Love, who first made a splash as an age-group national champion and record-holder in track, running with a local club that also included N.C. State running back Nyheim Hines, leads the nation in rushing yards per game (186.9), is second in rushing yards (1,973) and tied for seventh in touchdowns (17) despite playing the last five weeks with a badly injured ankle that kept him out of one game, costing him the national yardage lead.
Love isn’t alone in award history this year; N.C. State defensive end Bradley Chubb was named winner of the Nagurski Award on Monday as the nation’s top defensive player. He’s the first local player (and the third ACC player) to win the award since it was first given out in 1993. (North Carolina’s Julius Peppers won the similar Bednarik Award in 2001; this year’s winner has yet to be announced.)
According to available Heisman records, which only include the top 10 from each year’s voting, no local player has ever finished in the top 10. Love is guaranteed to finish in the top three, which will put him in direct competition with the best finish by a player from a local school: North Carolina’s Charlie “Choo-Choo” Justice finished second in the voting in 1948 and 1949.
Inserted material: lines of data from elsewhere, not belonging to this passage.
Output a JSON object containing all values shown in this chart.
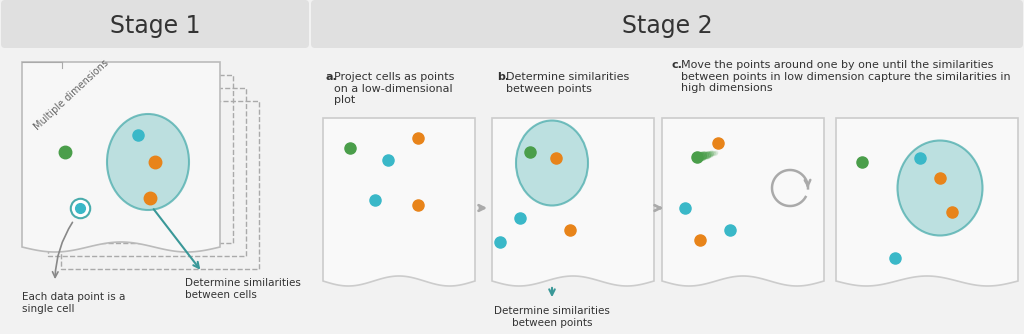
{
  "bg_color": "#f2f2f2",
  "stage1_bg": "#e0e0e0",
  "stage2_bg": "#e0e0e0",
  "teal_circle_fill": "#a8d8d8",
  "teal_circle_edge": "#4aacac",
  "orange_dot": "#e8841a",
  "green_dot": "#4a9e4a",
  "cyan_dot": "#3ab8c8",
  "teal_arrow": "#3a9898",
  "gray_arrow": "#aaaaaa",
  "panel_edge": "#cccccc",
  "dashed_line": "#aaaaaa",
  "stage1_title": "Stage 1",
  "stage2_title": "Stage 2",
  "label_a": "a.",
  "label_b": "b.",
  "label_c": "c.",
  "text_a": "Project cells as points\non a low-dimensional\nplot",
  "text_b": "Determine similarities\nbetween points",
  "text_c": "Move the points around one by one until the similarities\nbetween points in low dimension capture the similarities in\nhigh dimensions",
  "text_each_cell": "Each data point is a\nsingle cell",
  "text_sim_cells": "Determine similarities\nbetween cells",
  "text_multiple_dim": "Multiple dimensions"
}
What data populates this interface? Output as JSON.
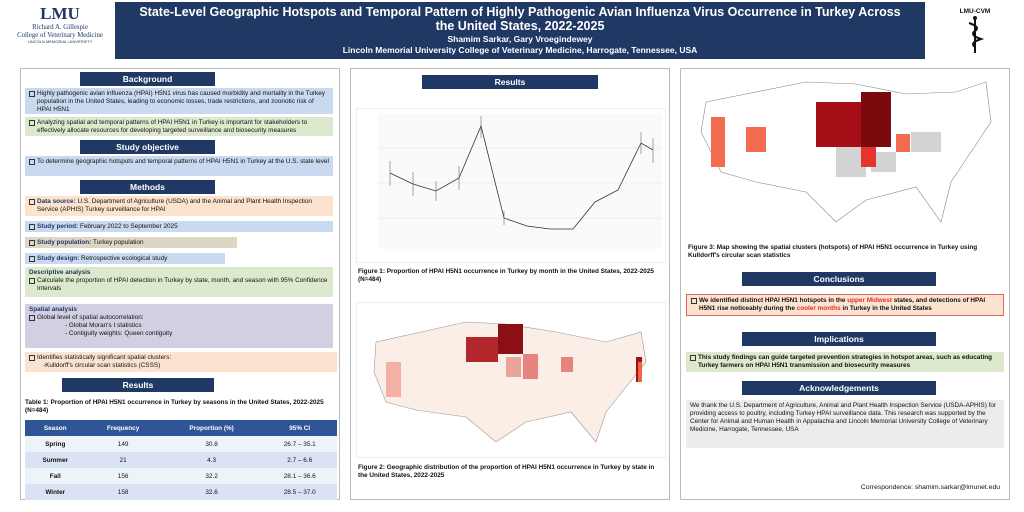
{
  "header": {
    "logo_left": "LMU",
    "logo_left_lines": [
      "Richard A. Gillespie",
      "College of Veterinary Medicine",
      "LINCOLN MEMORIAL UNIVERSITY"
    ],
    "title": "State-Level Geographic Hotspots and Temporal Pattern of Highly Pathogenic Avian Influenza Virus Occurrence in Turkey Across the United States, 2022-2025",
    "authors": "Shamim Sarkar, Gary Vroegindewey",
    "affiliation": "Lincoln Memorial University College of Veterinary Medicine, Harrogate, Tennessee, USA",
    "logo_right": "LMU-CVM"
  },
  "background": {
    "heading": "Background",
    "items": [
      "Highly pathogenic avian influenza (HPAI) H5N1 virus has caused morbidity and mortality in the Turkey population in the United States, leading to economic losses,  trade restrictions, and zoonotic risk of HPAI H5N1",
      "Analyzing spatial and temporal patterns of HPAI H5N1 in Turkey  is important for stakeholders to effectively allocate resources for developing targeted surveillance and biosecurity measures"
    ]
  },
  "objective": {
    "heading": "Study objective",
    "items": [
      "To determine geographic hotspots and temporal patterns of HPAI H5N1 in Turkey at the U.S. state level"
    ]
  },
  "methods": {
    "heading": "Methods",
    "items": [
      {
        "label": "Data source:",
        "text": " U.S. Department of Agriculture (USDA) and the Animal and Plant Health Inspection Service (APHIS) Turkey surveillance for HPAI"
      },
      {
        "label": "Study period:",
        "text": "  February 2022 to September 2025"
      },
      {
        "label": "Study population:",
        "text": "  Turkey population"
      },
      {
        "label": "Study design:",
        "text": " Retrospective ecological study"
      }
    ],
    "descriptive": {
      "title": "Descriptive analysis",
      "text": "Calculate the proportion of  HPAI detection in Turkey by state, month, and season with 95% Confidence Intervals"
    },
    "spatial": {
      "title": "Spatial analysis",
      "lines": [
        "Global level of spatial autocorrelation:",
        "- Global Moran's I statistics",
        "- Contiguity weights: Queen contiguity"
      ]
    },
    "clusters": {
      "lines": [
        "Identifies statistically significant spatial clusters:",
        "-Kulldorff's circular scan statistics (CSSS)"
      ]
    }
  },
  "results_table": {
    "heading": "Results",
    "caption": "Table 1: Proportion of HPAI H5N1 occurrence in Turkey by seasons in the United States, 2022-2025 (N=484)",
    "columns": [
      "Season",
      "Frequency",
      "Proportion (%)",
      "95% CI"
    ],
    "rows": [
      [
        "Spring",
        149,
        30.8,
        "26.7 – 35.1"
      ],
      [
        "Summer",
        21,
        4.3,
        "2.7 – 6.6"
      ],
      [
        "Fall",
        156,
        32.2,
        "28.1 – 36.6"
      ],
      [
        "Winter",
        158,
        32.6,
        "28.5 – 37.0"
      ]
    ]
  },
  "results_figures": {
    "heading": "Results",
    "figure1_caption": "Figure 1: Proportion of HPAI H5N1 occurrence in Turkey by month in the United States, 2022-2025 (N=484)",
    "figure2_caption": "Figure 2: Geographic distribution of the proportion of HPAI H5N1 occurrence in Turkey by state in the United States, 2022-2025"
  },
  "figure3_caption": "Figure 3: Map showing the spatial clusters (hotspots) of HPAI H5N1 occurrence in Turkey using Kulldorff's circular scan statistics",
  "conclusions": {
    "heading": "Conclusions",
    "parts": [
      "We identified distinct HPAI H5N1 hotspots in the ",
      "upper Midwest",
      " states, and detections of HPAI H5N1  rise noticeably during the ",
      "cooler months",
      " in Turkey in the United States"
    ]
  },
  "implications": {
    "heading": "Implications",
    "text": "This study findings can guide targeted  prevention strategies in hotspot areas, such as educating Turkey farmers on HPAI H5N1 transmission and biosecurity measures"
  },
  "acknowledgements": {
    "heading": "Acknowledgements",
    "text": "We thank the U.S. Department of Agriculture, Animal and Plant Health Inspection Service (USDA-APHIS) for providing access to poultry, including Turkey HPAI surveillance data. This research was supported by the Center for Animal and Human Health in Appalachia and Lincoln Memorial University College of Veterinary Medicine, Harrogate, Tennessee, USA"
  },
  "correspondence": "Correspondence:  shamim.sarkar@lmunet.edu"
}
Since the Heisman people started inviting finalists to New York in 1982, Love is only the third player from North Carolina to make the trip. Tennessee’s Heath Shuler (Bryson City) was invited in 1993 and Michigan’s Chris Perry (Advance) in 2003. Shuler finished second, Perry fourth.
In recent years, a few players have been able to crack the top 10: California’s J.J. Arrington (Northern Nash) finished 8th in 2004, N.C. State’s Philip Rivers finished 7th in 2003, Peppers (Southern Nash) finished 10th in 2001, N.C. State’s Torry Holt (Eastern Guilford) finished 8th in 1998, East Carolina’s Jeff Blake finished 7th in 1991, and so on.
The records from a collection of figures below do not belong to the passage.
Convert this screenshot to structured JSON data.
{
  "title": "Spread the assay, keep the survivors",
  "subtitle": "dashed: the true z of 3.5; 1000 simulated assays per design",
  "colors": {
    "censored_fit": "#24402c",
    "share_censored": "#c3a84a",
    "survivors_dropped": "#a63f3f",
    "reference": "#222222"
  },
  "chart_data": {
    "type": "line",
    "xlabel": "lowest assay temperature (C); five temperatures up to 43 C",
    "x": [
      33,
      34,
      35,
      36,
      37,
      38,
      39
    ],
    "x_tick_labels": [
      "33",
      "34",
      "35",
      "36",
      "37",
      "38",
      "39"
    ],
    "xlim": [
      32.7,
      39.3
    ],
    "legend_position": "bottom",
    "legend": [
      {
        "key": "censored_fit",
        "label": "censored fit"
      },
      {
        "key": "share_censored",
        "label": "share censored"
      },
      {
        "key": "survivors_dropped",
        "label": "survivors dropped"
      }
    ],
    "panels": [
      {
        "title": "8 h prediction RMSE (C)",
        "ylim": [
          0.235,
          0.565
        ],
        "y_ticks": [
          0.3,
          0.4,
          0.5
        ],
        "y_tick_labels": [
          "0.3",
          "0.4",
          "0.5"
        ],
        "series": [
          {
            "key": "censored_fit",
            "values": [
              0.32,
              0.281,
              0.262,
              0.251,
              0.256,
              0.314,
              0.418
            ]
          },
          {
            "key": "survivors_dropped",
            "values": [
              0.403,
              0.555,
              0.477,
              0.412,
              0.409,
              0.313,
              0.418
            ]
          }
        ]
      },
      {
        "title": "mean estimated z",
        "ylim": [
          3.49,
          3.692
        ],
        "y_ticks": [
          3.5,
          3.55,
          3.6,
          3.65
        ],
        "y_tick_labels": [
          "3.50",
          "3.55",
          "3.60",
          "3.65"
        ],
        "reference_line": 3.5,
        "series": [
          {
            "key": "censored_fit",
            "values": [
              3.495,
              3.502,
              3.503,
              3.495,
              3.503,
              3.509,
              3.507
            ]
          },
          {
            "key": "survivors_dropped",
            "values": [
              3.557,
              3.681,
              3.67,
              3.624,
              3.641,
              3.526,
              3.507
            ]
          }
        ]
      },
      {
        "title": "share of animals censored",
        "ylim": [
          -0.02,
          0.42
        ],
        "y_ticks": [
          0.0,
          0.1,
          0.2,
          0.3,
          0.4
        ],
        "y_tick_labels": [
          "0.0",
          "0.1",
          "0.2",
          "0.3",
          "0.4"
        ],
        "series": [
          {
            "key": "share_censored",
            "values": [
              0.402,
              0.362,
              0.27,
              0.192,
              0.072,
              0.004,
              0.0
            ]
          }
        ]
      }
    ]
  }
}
The farther back one goes, the more old names pop up from N.C. State (Ted Brown, Roman Gabriel) and North Carolina (Mike Voight, Don McCauley), Duke (Jay Wilkinson, Steve Lach) and Wake Forest (Brian Piccolo). But none from Wake, Durham, Johnston or Orange counties, unless there’s a leather-helmeted warrior from the 1940s who played elsewhere and slipped through the cracks.
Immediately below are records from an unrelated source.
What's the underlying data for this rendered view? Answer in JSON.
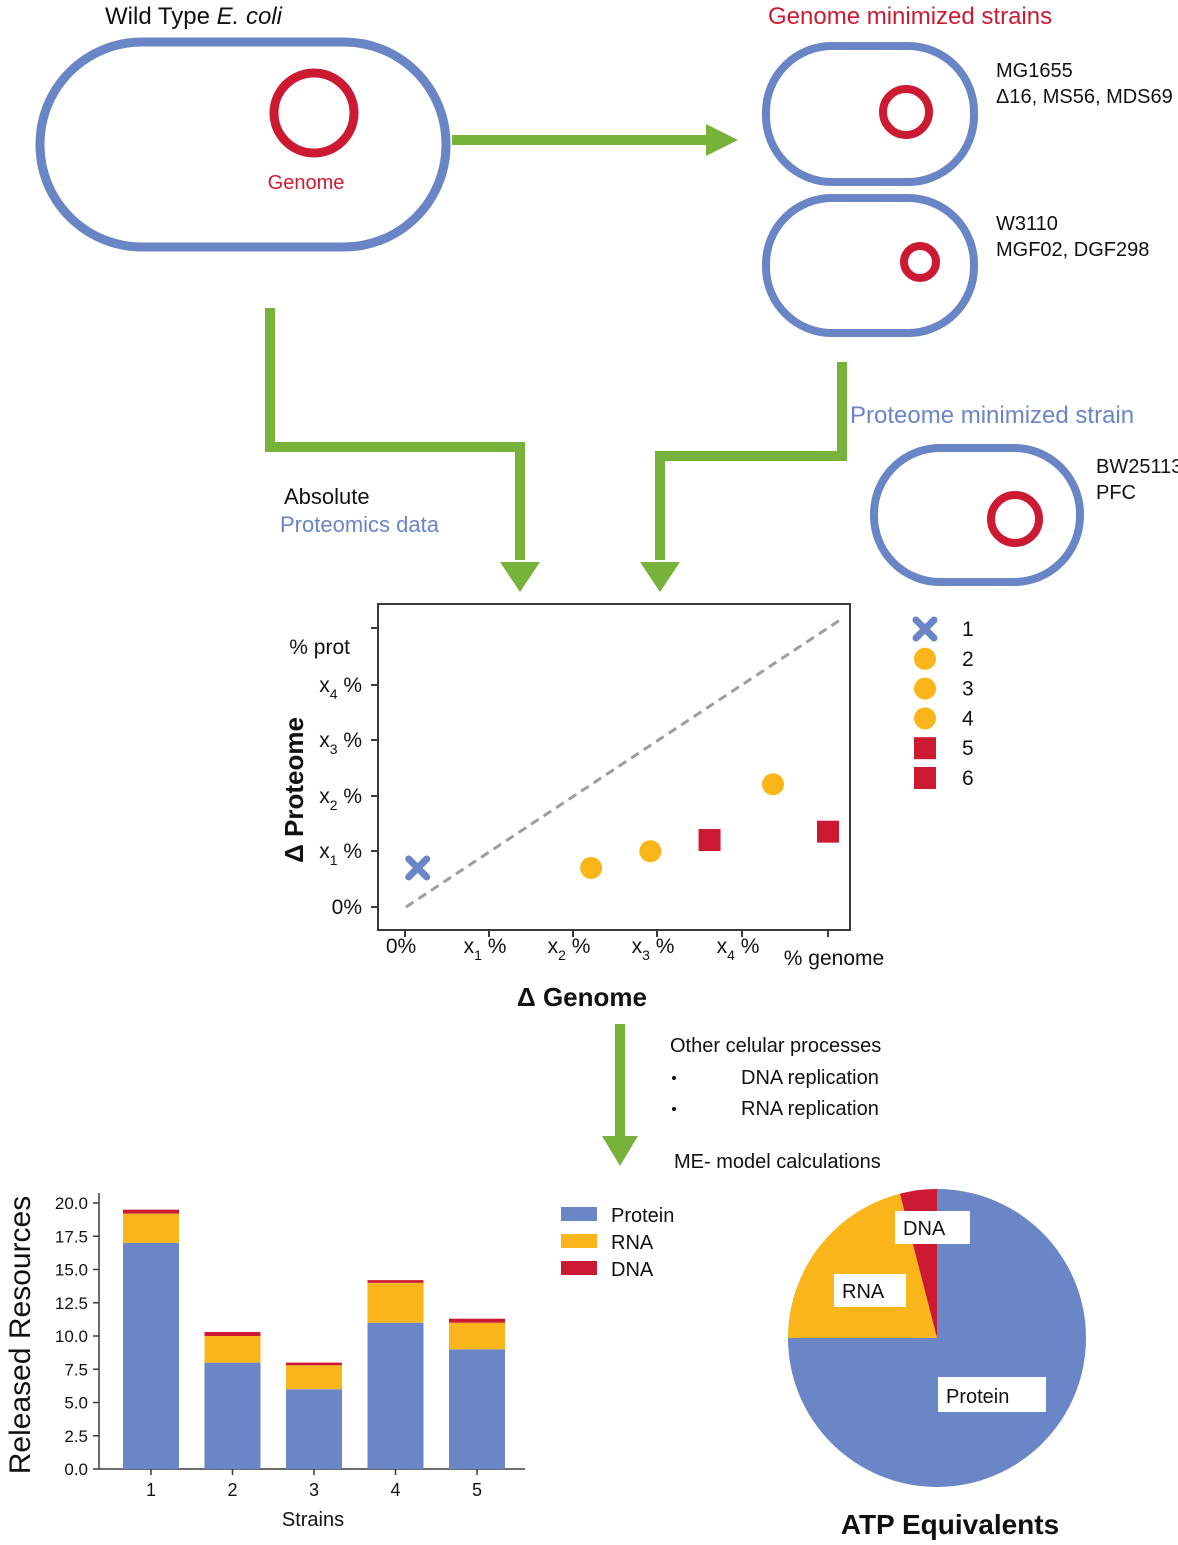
{
  "colors": {
    "cell_outline": "#6a85c6",
    "genome": "#cc1a33",
    "arrow": "#77b33b",
    "protein": "#6a86c6",
    "rna": "#f9b51a",
    "dna": "#cc1a33",
    "diagonal": "#9e9e9e",
    "axis": "#3a3a3a"
  },
  "top": {
    "wild_type_prefix": "Wild Type ",
    "wild_type_species": "E. coli",
    "genome_label": "Genome",
    "genome_min_title": "Genome minimized strains",
    "strain_group_1": [
      "MG1655",
      "Δ16, MS56, MDS69"
    ],
    "strain_group_2": [
      "W3110",
      "MGF02, DGF298"
    ],
    "proteome_min_title": "Proteome minimized strain",
    "strain_group_3": [
      "BW25113",
      "PFC"
    ],
    "absolute_label": "Absolute",
    "proteomics_label": "Proteomics data"
  },
  "scatter": {
    "y_axis_title": "Δ Proteome",
    "x_axis_title": "Δ Genome",
    "y_ticks": [
      {
        "main": "0%",
        "sub": ""
      },
      {
        "main": "x",
        "sub": "1",
        "suffix": " %"
      },
      {
        "main": "x",
        "sub": "2",
        "suffix": " %"
      },
      {
        "main": "x",
        "sub": "3",
        "suffix": " %"
      },
      {
        "main": "x",
        "sub": "4",
        "suffix": " %"
      },
      {
        "main": "% prot",
        "sub": ""
      }
    ],
    "x_ticks": [
      {
        "main": "0%",
        "sub": ""
      },
      {
        "main": "x",
        "sub": "1",
        "suffix": " %"
      },
      {
        "main": "x",
        "sub": "2",
        "suffix": " %"
      },
      {
        "main": "x",
        "sub": "3",
        "suffix": " %"
      },
      {
        "main": "x",
        "sub": "4",
        "suffix": " %"
      },
      {
        "main": "% genome",
        "sub": ""
      }
    ],
    "points": [
      {
        "label": "1",
        "marker": "x",
        "x": 0.15,
        "y": 0.7
      },
      {
        "label": "2",
        "marker": "circle",
        "x": 2.2,
        "y": 0.7
      },
      {
        "label": "3",
        "marker": "circle",
        "x": 2.9,
        "y": 1.0
      },
      {
        "label": "4",
        "marker": "circle",
        "x": 4.35,
        "y": 2.2
      },
      {
        "label": "5",
        "marker": "square",
        "x": 3.6,
        "y": 1.2
      },
      {
        "label": "6",
        "marker": "square",
        "x": 5.0,
        "y": 1.35
      }
    ],
    "legend": [
      {
        "label": "1",
        "marker": "x"
      },
      {
        "label": "2",
        "marker": "circle"
      },
      {
        "label": "3",
        "marker": "circle"
      },
      {
        "label": "4",
        "marker": "circle"
      },
      {
        "label": "5",
        "marker": "square"
      },
      {
        "label": "6",
        "marker": "square"
      }
    ]
  },
  "process": {
    "heading": "Other celular processes",
    "bullets": [
      "DNA replication",
      "RNA replication"
    ],
    "calc": "ME- model calculations"
  },
  "chart_data": [
    {
      "type": "bar",
      "stacked": true,
      "xlabel": "Strains",
      "ylabel": "Released Resources",
      "ylim": [
        0,
        20
      ],
      "yticks": [
        "0.0",
        "2.5",
        "5.0",
        "7.5",
        "10.0",
        "12.5",
        "15.0",
        "17.5",
        "20.0"
      ],
      "categories": [
        "1",
        "2",
        "3",
        "4",
        "5"
      ],
      "series": [
        {
          "name": "Protein",
          "values": [
            17.0,
            8.0,
            6.0,
            11.0,
            9.0
          ]
        },
        {
          "name": "RNA",
          "values": [
            2.2,
            2.0,
            1.8,
            3.0,
            2.0
          ]
        },
        {
          "name": "DNA",
          "values": [
            0.3,
            0.3,
            0.2,
            0.2,
            0.3
          ]
        }
      ],
      "legend": "top-right"
    },
    {
      "type": "pie",
      "title": "ATP Equivalents",
      "slices": [
        {
          "name": "Protein",
          "value": 75
        },
        {
          "name": "RNA",
          "value": 21
        },
        {
          "name": "DNA",
          "value": 4
        }
      ]
    }
  ]
}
So no matter what happens on Saturday in New York, Love has made history here, locally speaking. If he finishes second, he’ll stand beside Shuler among North Carolina natives and Justice among those with ties to the state.
And if he can somehow upset the odds and win the thing – and how voters consider Love’s injury and Mayfield’s, shall we say, exuberance, could engender an upset (full disclosure: I am a Heisman Trophy voter but I’m not allowed to reveal my ballot until after the announcement) – he’ll have done something no one with any connection to this state has done before.